Because of the serious nature of jobs that require clearance and because it is a government position, sealed and even expunged records may appear and undergo consideration during a clearance background check. The government has the prerogative to consider this evidence as disqualifying depending on the age, circumstances, and severity of the crimes. 

Even if the background check does not produce evidence of an individual's expunged record, those seeking government jobs must fill out Standard Forms that include detailed personal history questions. Applicants must be truthful on these forms, which may consist of answering questions about all prior brushes with the law. Failing to disclose information on these forms about an expunged crime could lead to an eventual discrepancy that terminates the hiring process.

Do expunged records show up on NCIC?

The National Criminal Information Center, or NCIC, is a centrally-maintained database of information held at the federal level. It serves as a tool for law enforcement agencies conducting investigations and screenings.
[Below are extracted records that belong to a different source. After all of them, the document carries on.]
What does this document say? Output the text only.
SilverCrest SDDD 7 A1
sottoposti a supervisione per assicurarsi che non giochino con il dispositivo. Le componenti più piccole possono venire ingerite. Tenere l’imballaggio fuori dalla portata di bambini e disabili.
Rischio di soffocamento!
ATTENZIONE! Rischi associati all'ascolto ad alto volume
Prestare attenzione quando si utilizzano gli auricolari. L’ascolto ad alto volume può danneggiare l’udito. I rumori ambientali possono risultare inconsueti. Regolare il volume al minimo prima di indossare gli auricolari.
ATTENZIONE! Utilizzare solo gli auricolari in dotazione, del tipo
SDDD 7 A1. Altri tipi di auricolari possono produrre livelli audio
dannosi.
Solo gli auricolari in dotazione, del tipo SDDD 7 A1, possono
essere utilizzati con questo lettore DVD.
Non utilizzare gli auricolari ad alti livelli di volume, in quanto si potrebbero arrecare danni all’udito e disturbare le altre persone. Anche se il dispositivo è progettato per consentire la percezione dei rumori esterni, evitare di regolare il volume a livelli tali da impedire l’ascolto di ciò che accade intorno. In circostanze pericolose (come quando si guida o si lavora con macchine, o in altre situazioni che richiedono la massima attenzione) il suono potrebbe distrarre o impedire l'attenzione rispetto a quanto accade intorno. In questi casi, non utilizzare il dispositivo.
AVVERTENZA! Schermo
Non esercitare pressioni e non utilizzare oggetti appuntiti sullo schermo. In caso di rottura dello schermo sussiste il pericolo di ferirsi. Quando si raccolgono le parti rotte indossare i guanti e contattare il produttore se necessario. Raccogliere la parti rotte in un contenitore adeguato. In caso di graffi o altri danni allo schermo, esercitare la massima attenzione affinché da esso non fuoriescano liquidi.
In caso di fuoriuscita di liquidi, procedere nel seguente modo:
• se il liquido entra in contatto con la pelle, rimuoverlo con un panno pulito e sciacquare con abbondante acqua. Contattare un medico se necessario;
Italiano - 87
Background checks, such as those conducted by the FBI, may search an individual's name on the NCIC. Local agencies typically report arrests, convictions, and other information to the NCIC.

When a record undergoes expungement, state law enforcement usually communicates this information to the NCIC and requests a change to the information they hold. The record of an individual's arrest may sometimes still appear in the NCIC even after expungement, but the record itself will no longer appear in the NCIC. Some states will also expunge the arrest record from their own criminal databases. Since the NCIC acquires its data from these state-level systems, it will reflect any of these changes.

Do sealed records show up on FBI background checks?

Yes, sealed records remain a part of the FBI's private record of an individual. However, there are some essential considerations to remember. Firstly, in most instances, it is not legal to use and consider sealed records when making decisions. For example, most employers, schools, and even landlords cannot deny an individual based solely on the knowledge that they have a sealed record in their background. Most employers cannot access an individual's FBI record directly and thus likely will never see the presence of such sealed records. 

In some jurisdictions, organizations such as schools and daycares, law enforcement agencies, and others that require an FBI background check using fingerprints to make a match will be able to see sealed records. However, job-seekers generally remain shielded from losing jobs or job opportunities because of a sealed record. Only in cases where the law makes an exception due to safety and diligence, such as in banking, are sealed records reported by the FBI fair game for employers. 

Recall the difference between sealed and expunged records. While sealed records in the FBI database retain case information, criminal record expungement means that reports only show a record of arrest without further details. Employers must remember that they cannot make decisions based on arrests alone or the presence of an expunged record notification.